Aos sessenta e tal anos, Joan Castleman é uma mulher revoltada contra um mundo que inclui o seu célebre marido, três filhos problemáticos e uma penosa frustração, longamente arrastada e enquistada em decepção, raiva e desprezo. Joan Castleman é uma bomba-relógio emocional, prestes a explodir, na confortável e silenciosa cabine de primeira classe do voo para Helsínquia, ao lado do já obeso e encanecido Joe Castleman, uma sombra do jovem judeu musculado e electrizante que a seduziu há três décadas. Joe, o escritor de quem todos falam, o homem adorado pelos leitores (e, principalmente, pelas leitoras) vai a caminho de uma cidade e de um país que lhe entregará, entre festejos e honrarias, um prestigiado prémio que representa o culminar da sua leonina carreira.

Joan revive as vicissitudes do seu casamento, o lugar que sempre ocupou como a “cara-metade” de Joe, por todos reconhecida como o baluarte, o esteio, a coluna vertebral que ampara um homem com um ego descomunal e um egoísmo monstruoso. O triunfal caminho do escritor idolatrado e louvado em todas as línguas foi traçado, feito e refeito, à custa da sempre atenta, devotada e sacrificada Joan. Naquele momento de apoteose, enquanto o anafado e indulgente autor se faz valer do seu charme inconfundível — embora envelhecido e gasto continua, graças à sua fama, a manter um estatuto especial — Joan decide que, logo a seguir à entrega do prémio, lhe comunicará que vai deixá-lo. Num devaneio que se prolonga nos dias gélidos da capital escandinava, passa em revista a sua vida ao lado daquele homem, que preencheu por completo o seu tempo e o seu espaço.

Joe era um jovem professor casado e com uma filha bebé quando Joan, sua aluna de Literatura no prestigiado e muito Wasp Smith College, se deixa seduzir pelo seu encanto másculo e pelo seu carisma. Joan, que também aspira a ser uma autora publicada, (mas receosa da etiqueta de escritora exibicionista e “histérica”), embarca num romance tempestuoso com Joe que deixa a mulher e a filha para se juntar à jovem, loira e inteligente aluna que abandona a universidade para o seguir na vida boémia de Greenwich Village, nos efervescentes anos cinquenta. Apesar de, no auge da paixão, ter experimentado uma profunda decepção com um conto que Joe lhe mostra e que considera péssimo, Joan decide acreditar piamente no génio do seu futuro marido e dedicar-se em pleno à sua carreira.

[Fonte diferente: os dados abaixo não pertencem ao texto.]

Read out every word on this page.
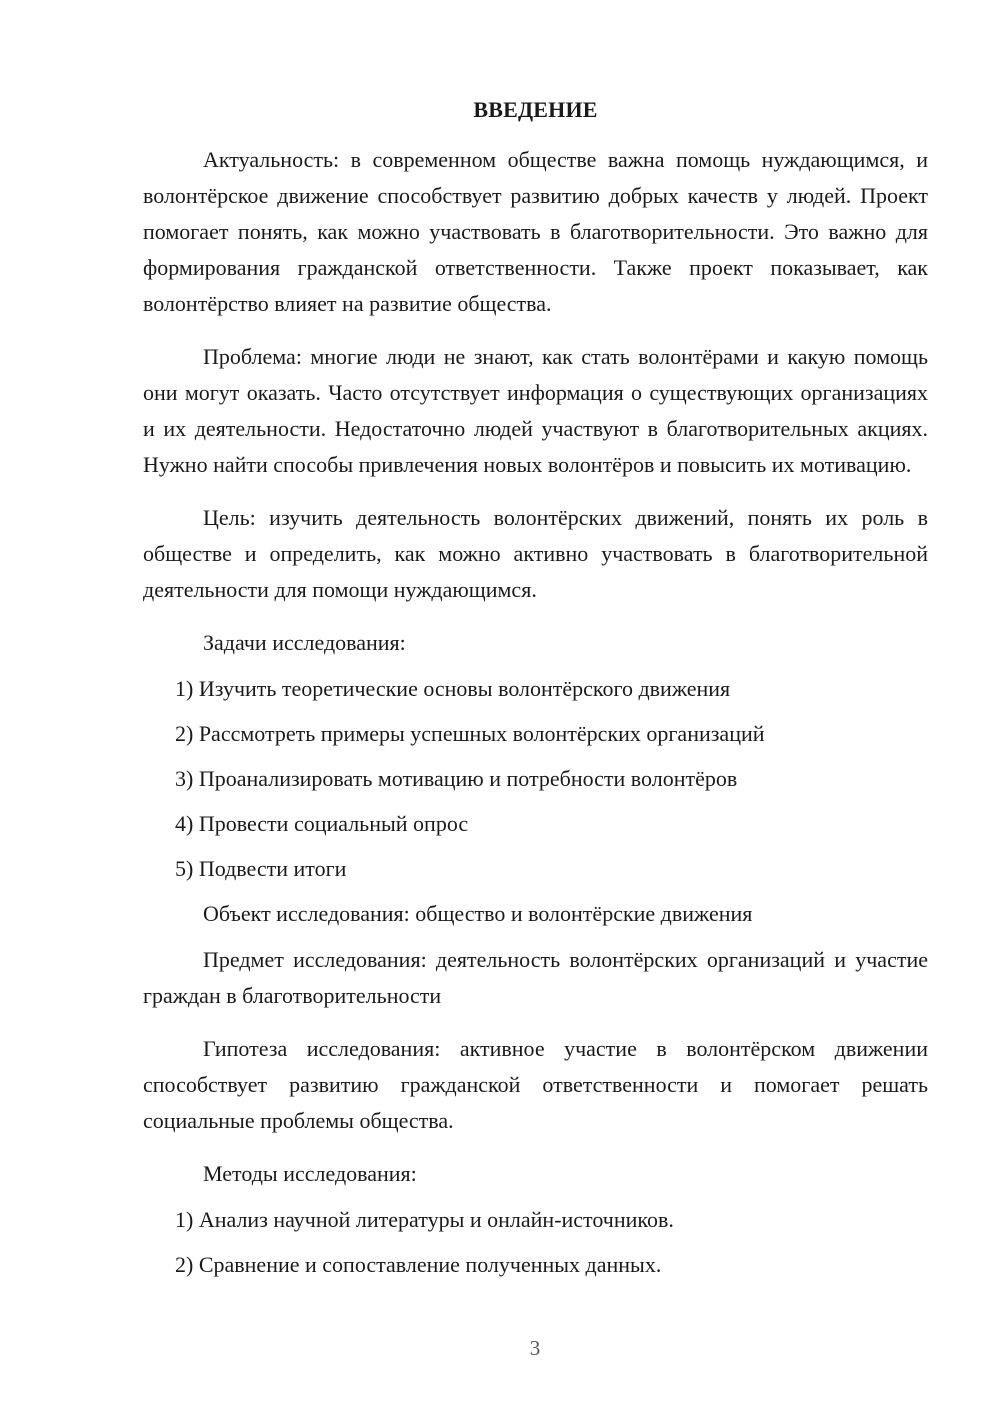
ВВЕДЕНИЕ

Актуальность: в современном обществе важна помощь нуждающимся, и волонтёрское движение способствует развитию добрых качеств у людей. Проект помогает понять, как можно участвовать в благотворительности. Это важно для формирования гражданской ответственности. Также проект показывает, как волонтёрство влияет на развитие общества.

Проблема: многие люди не знают, как стать волонтёрами и какую помощь они могут оказать. Часто отсутствует информация о существующих организациях и их деятельности. Недостаточно людей участвуют в благотворительных акциях. Нужно найти способы привлечения новых волонтёров и повысить их мотивацию.

Цель: изучить деятельность волонтёрских движений, понять их роль в обществе и определить, как можно активно участвовать в благотворительной деятельности для помощи нуждающимся.

Задачи исследования:
1) Изучить теоретические основы волонтёрского движения
2) Рассмотреть примеры успешных волонтёрских организаций
3) Проанализировать мотивацию и потребности волонтёров
4) Провести социальный опрос
5) Подвести итоги
Объект исследования: общество и волонтёрские движения

Предмет исследования: деятельность волонтёрских организаций и участие граждан в благотворительности

Гипотеза исследования: активное участие в волонтёрском движении способствует развитию гражданской ответственности и помогает решать социальные проблемы общества.

Методы исследования:
1) Анализ научной литературы и онлайн-источников.
2) Сравнение и сопоставление полученных данных.
3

O seu sacrifício — que inclui uma disponibilidade total para as infidelidades de Joe, para as festas de intelectuais, para um tratamento condescendente por parte dos “grandes homens” e para uma solidariedade distante das outras “esposas” — será amplamente justificado, embora não da forma que ela desejaria.

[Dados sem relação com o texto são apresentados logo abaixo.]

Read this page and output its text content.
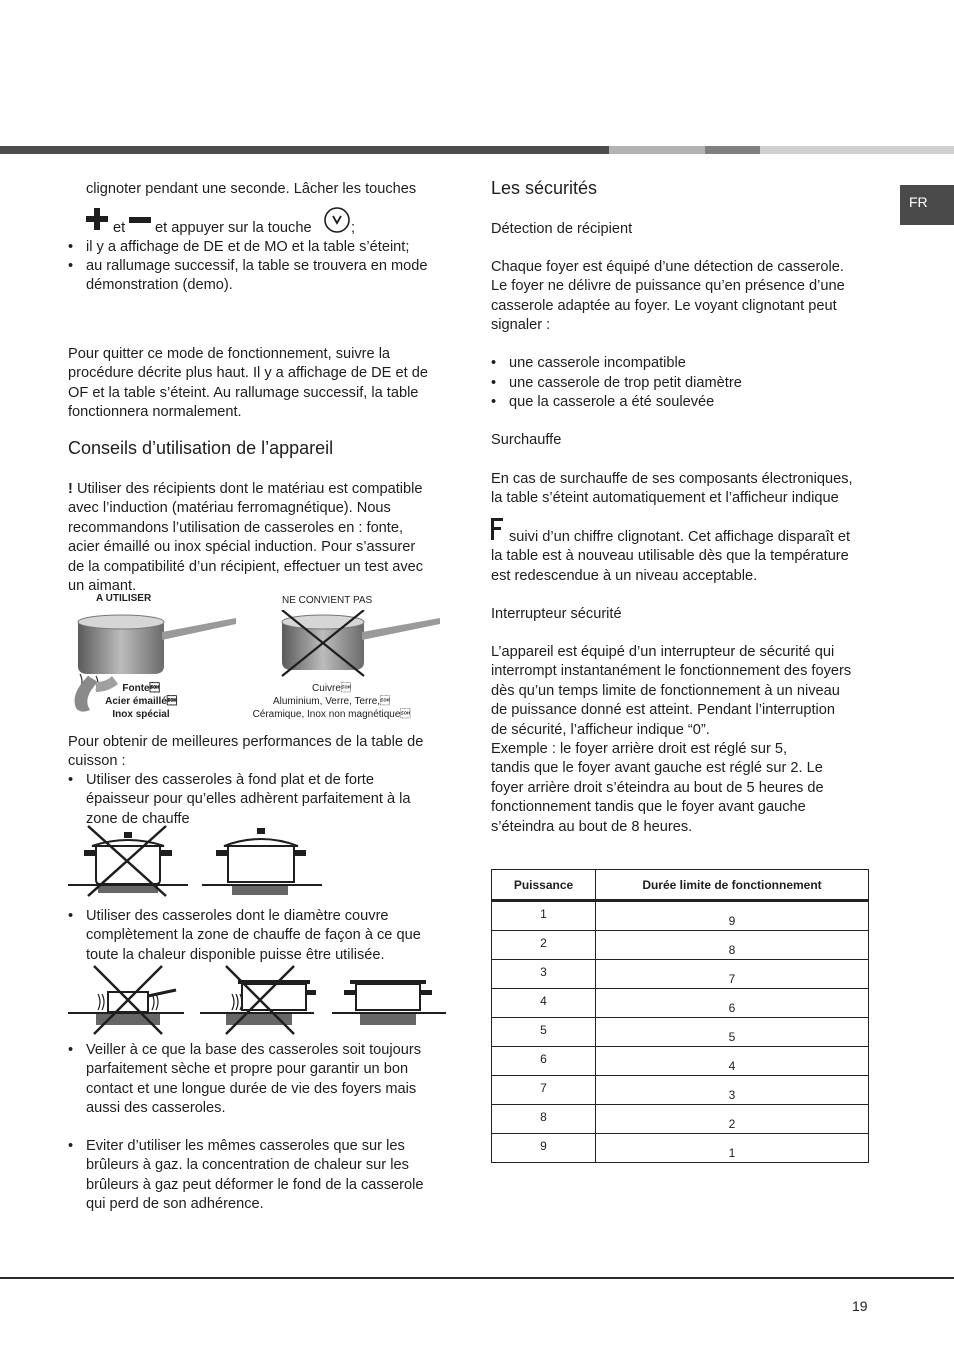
FR
clignoter pendant une seconde. Lâcher les touches
et et appuyer sur la touche	;
• il y a affichage de DE et de MO et la table s’éteint;
• au rallumage successif, la table se trouvera en mode
démonstration (demo).
Pour quitter ce mode de fonctionnement, suivre la
procédure décrite plus haut. Il y a affichage de DE et de
OF et la table s’éteint. Au rallumage successif, la table
fonctionnera normalement.
Conseils d’utilisation de l’appareil
! Utiliser des récipients dont le matériau est compatible
avec l’induction (matériau ferromagnétique). Nous
recommandons l’utilisation de casseroles en : fonte,
acier émaillé ou inox spécial induction. Pour s’assurer
de la compatibilité d’un récipient, effectuer un test avec
un aimant.
A UTILISER
Fonte
Acier émaillé
Inox spécial
NE CONVIENT PAS
Cuivre
Aluminium, Verre, Terre,
Céramique, Inox non magnétique
Pour obtenir de meilleures performances de la table de
cuisson :
• Utiliser des casseroles à fond plat et de forte
épaisseur pour qu’elles adhèrent parfaitement à la
zone de chauffe
• Utiliser des casseroles dont le diamètre couvre
complètement la zone de chauffe de façon à ce que
toute la chaleur disponible puisse être utilisée.
• Veiller à ce que la base des casseroles soit toujours
parfaitement sèche et propre pour garantir un bon
contact et une longue durée de vie des foyers mais
aussi des casseroles.
• Eviter d’utiliser les mêmes casseroles que sur les
brûleurs à gaz. la concentration de chaleur sur les
brûleurs à gaz peut déformer le fond de la casserole
qui perd de son adhérence.
Les sécurités
Détection de récipient
Chaque foyer est équipé d’une détection de casserole.
Le foyer ne délivre de puissance qu’en présence d’une
casserole adaptée au foyer. Le voyant clignotant peut
signaler :
• une casserole incompatible
• une casserole de trop petit diamètre
• que la casserole a été soulevée
Surchauffe
En cas de surchauffe de ses composants électroniques,
la table s’éteint automatiquement et l’afficheur indique
suivi d’un chiffre clignotant. Cet affichage disparaît et
la table est à nouveau utilisable dès que la température
est redescendue à un niveau acceptable.
Interrupteur sécurité
L’appareil est équipé d’un interrupteur de sécurité qui
interrompt instantanément le fonctionnement des foyers
dès qu’un temps limite de fonctionnement à un niveau
de puissance donné est atteint. Pendant l’interruption
de sécurité, l’afficheur indique “0”.
Exemple : le foyer arrière droit est réglé sur 5,
tandis que le foyer avant gauche est réglé sur 2. Le
foyer arrière droit s’éteindra au bout de 5 heures de
fonctionnement tandis que le foyer avant gauche
s’éteindra au bout de 8 heures.
Puissance	Durée limite de fonctionnement
1	9
2	8
3	7
4	6
5	5
6	4
7	3
8	2
9	1
19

É possível ler este livro da americana Meg Wolitzer — nascida em 1959, apoiante de VIDA, (Women in Literary Arts), uma organização de apoio a escritoras — como um libelo feminista na forma de um desabafo cáustico, por parte de uma mulher que não teve vida própria devido à quase escravatura (mental, psicológica) a que o marido a sujeitou. É verdade que a acção começa nos anos cinquenta, quando era ainda comum a sujeição feminina perante a “glória” masculina. No romance, são particularmente interessantes as descrições das reuniões, em Nova Iorque, dos “autores célebres” e das suas “mulherzinhas”, separados em grupos bem definidos, que arriscavam a transgressão e as aventuras extra-conjugais (no caso dos homens, evidentemente), enquanto as ferozes e leais esposas os protegiam, os mimavam, lhes perdoavam os desvios e continuavam heroicamente ao seu lado. Joan vai mais longe, embarcando com Joe em “visitas de estudo” a prostitutas, strippers, grupos de partners swinging e antros de droga numa cidade onde a revolução sexual dos anos sessenta estava em marcha. Mais tarde Joan recriminar-se-á por não ter resistido, por ter seguido sempre os ditames do marido num tempo supostamente descomplexado e livre mas em que imperava uma mal disfarçada e violenta misoginia.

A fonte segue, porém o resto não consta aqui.